If Election Day results hold as they are expected to, the Board of Supervisors has lost its progressive majority.
That will usher in a new era of board politics contrasting the past year when the progressive majority bloc dictated the board agenda and clashed with Mayor Ed Lee.
The race that shifted the political tide was the District 11 contest, where moderate Ahsha Safai bested progressive frontrunner Kimberly Alvarenga and three others. Safai’s victory gives the moderates a 6-5 voting bloc.
Safai, political director for SEIU Local 87, the janitors union, greatly outspent his opponents, benefiting from more than $1 million in combined campaign contributions and third-party spending.
The District 11 seat was held since district elections in 2000 by a progressive supervisor, first Gerardo Sandoval then John Avalos, who is termed out this year.
Moderates and their allies have long eyed District 11, along with District 1, as the most vulnerable progressive districts that could swing moderate, political consultant David Latterman said Wednesday at the annual post-election talk held by public policy think tank SPUR.
“D1 and D11 are dead in the center of San Francisco [political ideology],” Latterman said. “D-11 runs a little bit right of the center.
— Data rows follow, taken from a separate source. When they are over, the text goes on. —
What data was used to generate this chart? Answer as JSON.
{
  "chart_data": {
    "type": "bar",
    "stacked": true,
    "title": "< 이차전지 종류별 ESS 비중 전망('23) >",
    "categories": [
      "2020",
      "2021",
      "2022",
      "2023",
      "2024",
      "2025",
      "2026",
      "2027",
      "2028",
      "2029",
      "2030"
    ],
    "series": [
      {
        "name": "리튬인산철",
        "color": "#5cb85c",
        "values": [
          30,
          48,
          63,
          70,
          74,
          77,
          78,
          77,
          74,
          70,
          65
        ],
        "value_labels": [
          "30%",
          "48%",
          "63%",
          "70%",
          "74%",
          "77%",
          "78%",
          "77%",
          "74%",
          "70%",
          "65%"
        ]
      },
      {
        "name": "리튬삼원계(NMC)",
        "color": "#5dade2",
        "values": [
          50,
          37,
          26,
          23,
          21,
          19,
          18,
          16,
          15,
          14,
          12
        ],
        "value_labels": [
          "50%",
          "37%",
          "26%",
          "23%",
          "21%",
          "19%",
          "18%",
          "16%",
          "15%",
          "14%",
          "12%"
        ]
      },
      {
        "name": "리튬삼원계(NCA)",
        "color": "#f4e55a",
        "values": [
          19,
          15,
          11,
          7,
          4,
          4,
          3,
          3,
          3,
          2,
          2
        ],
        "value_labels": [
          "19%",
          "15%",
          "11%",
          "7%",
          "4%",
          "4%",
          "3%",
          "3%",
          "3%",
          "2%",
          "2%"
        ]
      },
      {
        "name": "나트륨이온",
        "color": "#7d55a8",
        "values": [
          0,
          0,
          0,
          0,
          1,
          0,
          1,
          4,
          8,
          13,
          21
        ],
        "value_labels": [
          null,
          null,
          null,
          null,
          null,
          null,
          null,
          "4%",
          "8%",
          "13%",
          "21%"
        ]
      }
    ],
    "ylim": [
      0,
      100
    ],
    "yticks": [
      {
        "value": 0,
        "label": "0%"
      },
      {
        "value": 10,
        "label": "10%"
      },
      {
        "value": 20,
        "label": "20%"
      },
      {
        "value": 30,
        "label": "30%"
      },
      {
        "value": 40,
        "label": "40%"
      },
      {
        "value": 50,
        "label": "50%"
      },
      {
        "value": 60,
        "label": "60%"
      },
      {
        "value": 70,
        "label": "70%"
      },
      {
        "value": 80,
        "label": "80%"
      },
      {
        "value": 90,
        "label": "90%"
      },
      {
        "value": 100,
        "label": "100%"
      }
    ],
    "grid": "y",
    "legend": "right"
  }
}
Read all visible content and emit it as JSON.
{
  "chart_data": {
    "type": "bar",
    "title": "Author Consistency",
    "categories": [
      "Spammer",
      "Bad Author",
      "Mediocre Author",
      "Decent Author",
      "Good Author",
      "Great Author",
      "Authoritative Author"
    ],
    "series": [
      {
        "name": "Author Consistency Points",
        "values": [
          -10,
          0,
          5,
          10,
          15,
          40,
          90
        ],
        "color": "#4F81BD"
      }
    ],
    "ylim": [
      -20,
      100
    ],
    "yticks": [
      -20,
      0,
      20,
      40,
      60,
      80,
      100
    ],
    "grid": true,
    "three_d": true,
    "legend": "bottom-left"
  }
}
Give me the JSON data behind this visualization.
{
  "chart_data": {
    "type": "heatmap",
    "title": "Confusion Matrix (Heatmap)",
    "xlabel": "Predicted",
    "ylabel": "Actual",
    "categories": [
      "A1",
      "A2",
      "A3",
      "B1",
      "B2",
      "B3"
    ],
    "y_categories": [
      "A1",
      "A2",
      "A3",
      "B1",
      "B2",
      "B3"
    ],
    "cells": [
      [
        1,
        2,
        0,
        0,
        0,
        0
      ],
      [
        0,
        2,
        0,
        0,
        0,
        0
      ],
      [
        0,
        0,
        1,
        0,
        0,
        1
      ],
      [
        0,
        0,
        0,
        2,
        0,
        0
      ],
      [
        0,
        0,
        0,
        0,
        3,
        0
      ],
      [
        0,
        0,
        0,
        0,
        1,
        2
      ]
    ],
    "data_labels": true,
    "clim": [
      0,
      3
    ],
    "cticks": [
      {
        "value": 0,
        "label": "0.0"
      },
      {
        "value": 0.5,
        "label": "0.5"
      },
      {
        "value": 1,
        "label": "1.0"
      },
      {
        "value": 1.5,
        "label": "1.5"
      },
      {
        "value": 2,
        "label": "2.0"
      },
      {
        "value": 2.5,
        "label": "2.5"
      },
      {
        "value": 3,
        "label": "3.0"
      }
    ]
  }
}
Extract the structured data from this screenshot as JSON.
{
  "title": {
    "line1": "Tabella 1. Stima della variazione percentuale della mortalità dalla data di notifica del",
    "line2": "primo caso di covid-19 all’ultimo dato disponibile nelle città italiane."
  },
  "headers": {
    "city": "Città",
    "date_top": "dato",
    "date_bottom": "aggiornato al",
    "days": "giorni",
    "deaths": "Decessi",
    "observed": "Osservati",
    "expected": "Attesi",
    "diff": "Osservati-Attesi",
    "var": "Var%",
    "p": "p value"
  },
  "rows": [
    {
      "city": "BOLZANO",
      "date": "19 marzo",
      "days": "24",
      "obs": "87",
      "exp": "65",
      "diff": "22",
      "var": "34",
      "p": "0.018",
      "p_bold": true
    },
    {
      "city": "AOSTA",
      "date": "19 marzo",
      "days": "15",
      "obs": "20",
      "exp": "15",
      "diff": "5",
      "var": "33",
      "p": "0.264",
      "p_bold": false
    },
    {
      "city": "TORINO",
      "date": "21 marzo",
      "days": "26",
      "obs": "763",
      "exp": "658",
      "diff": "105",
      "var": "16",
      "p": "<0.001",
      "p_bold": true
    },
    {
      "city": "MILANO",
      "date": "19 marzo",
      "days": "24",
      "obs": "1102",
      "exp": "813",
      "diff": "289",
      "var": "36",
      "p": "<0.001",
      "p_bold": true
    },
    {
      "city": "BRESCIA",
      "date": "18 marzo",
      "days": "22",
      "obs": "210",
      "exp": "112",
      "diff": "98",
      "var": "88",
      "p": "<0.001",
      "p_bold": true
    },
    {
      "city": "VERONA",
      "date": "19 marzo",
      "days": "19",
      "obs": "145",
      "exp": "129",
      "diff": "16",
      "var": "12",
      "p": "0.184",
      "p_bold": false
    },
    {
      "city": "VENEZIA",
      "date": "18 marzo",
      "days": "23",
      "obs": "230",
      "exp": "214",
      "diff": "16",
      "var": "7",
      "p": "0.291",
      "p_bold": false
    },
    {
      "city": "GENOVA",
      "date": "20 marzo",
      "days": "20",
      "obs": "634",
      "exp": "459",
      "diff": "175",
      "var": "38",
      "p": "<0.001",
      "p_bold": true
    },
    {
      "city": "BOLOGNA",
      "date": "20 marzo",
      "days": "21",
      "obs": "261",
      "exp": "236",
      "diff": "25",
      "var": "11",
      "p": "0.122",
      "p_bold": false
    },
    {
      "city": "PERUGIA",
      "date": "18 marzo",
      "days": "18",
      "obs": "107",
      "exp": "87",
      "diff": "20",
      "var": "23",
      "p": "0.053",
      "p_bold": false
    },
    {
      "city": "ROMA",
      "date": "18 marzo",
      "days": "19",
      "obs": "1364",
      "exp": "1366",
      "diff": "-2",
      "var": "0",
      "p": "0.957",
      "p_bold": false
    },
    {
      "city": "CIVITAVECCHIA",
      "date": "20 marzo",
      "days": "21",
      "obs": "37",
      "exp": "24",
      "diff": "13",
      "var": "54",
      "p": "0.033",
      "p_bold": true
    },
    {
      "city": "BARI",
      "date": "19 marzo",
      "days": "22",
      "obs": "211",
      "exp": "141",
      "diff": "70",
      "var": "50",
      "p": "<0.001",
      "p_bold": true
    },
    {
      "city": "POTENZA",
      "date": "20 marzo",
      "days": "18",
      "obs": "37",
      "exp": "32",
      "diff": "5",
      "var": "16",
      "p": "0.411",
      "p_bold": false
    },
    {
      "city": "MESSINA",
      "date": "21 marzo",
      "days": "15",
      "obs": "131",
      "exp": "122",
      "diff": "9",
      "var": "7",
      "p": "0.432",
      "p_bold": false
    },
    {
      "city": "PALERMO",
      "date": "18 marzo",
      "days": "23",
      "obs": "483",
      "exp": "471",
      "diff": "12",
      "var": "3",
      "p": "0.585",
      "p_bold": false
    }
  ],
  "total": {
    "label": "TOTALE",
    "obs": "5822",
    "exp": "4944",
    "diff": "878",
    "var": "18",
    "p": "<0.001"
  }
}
D-1 is right straight in the middle. And they’ve had progressive supervisors straight through since 2000.”
Latterman added, “This is the first break that we have seen. People have been waiting for that happen.”
That also explains why more than $1 million flooded the District 1 race in support of moderate frontrunner Marjan Philhour, but that wasn’t enough to swing that district the other way as what happened in District 11. Instead, progressive Sandra Lee Fewer appears to have prevailed.
“This was always going to be a very close race,” Latterman said. “Sandy obviously had the name [recognition]. She was known from the school board. She is from the Richmond. She is Chinese.”
Philhour ran a “textbook campaign” during the past 18 months, but apparently came up short. Part of the reason she lost was because voters who supported moderate candidate David Lee had more of their other votes under ranked choice voting going to Fewer than Philhour.
Latterman said he was expecting to see the votes of those voters backing Lee, who came in third, to split 50-50 but instead it was 60-40 in favor of Fewer.
In other contests, Board of Supervisors President London Breed received 53 percent of the vote in her race against tenant rights activist Dean Preston to represent District 5.
“A few people have been a little surprised that Dean did as well as he did. But District 5 is the most progressive district,” Latterman said. He added, “This is London’s solid win here.”
Alex Clemens, another political consultant who hosts the post-election SPUR event, said Breed ran the race from the beginning as if she wasn’t an incumbent and as if the polls were unfavorable to her. “She ran this as if she was going to lose,” Clemens said. “Given the narrowness of this margin that was a very smart call early on.”
Another race with an incumbent was District 7, and like Breed in District 5 Supervisor Norman Yee was able to keep his opponents at bay. Some thought he was vulnerable since Yee has voted with the progressive bloc on the Board of Supervisors but represents the second most conservative district, though Latterman said none of the candidates could effectively make a strong case for change.
Arguably the most contentious race was the District 9 contest to represent the Mission District. Progressive Hillary Ronen prevailed with a significant vote margin, keeping that district in the hands of the progressives.
Latterman credited her strong showing to support she received from Bernal Heights. “Bernal Heights controls the political narrative in District 9,” Latterman said.
Over in District 3, Supervisor Aaron Peskin won a four-year term to the board without much effort, beating one candidate.
One of the biggest unknowns for the board was who would prevail in the state Senate race between supervisors Jane Kim and Scott Wiener. A Kim victory would have put the historically progressive District 6 seat at risk of going to a moderate, but it appears Wiener has prevailed.
Mayor Ed Lee is tasked with appointing someone to fill the board vacancy.
The November election marks the end of a long and tense political season. San Francisco voters will have a bit of a break, with no election expected until 2018.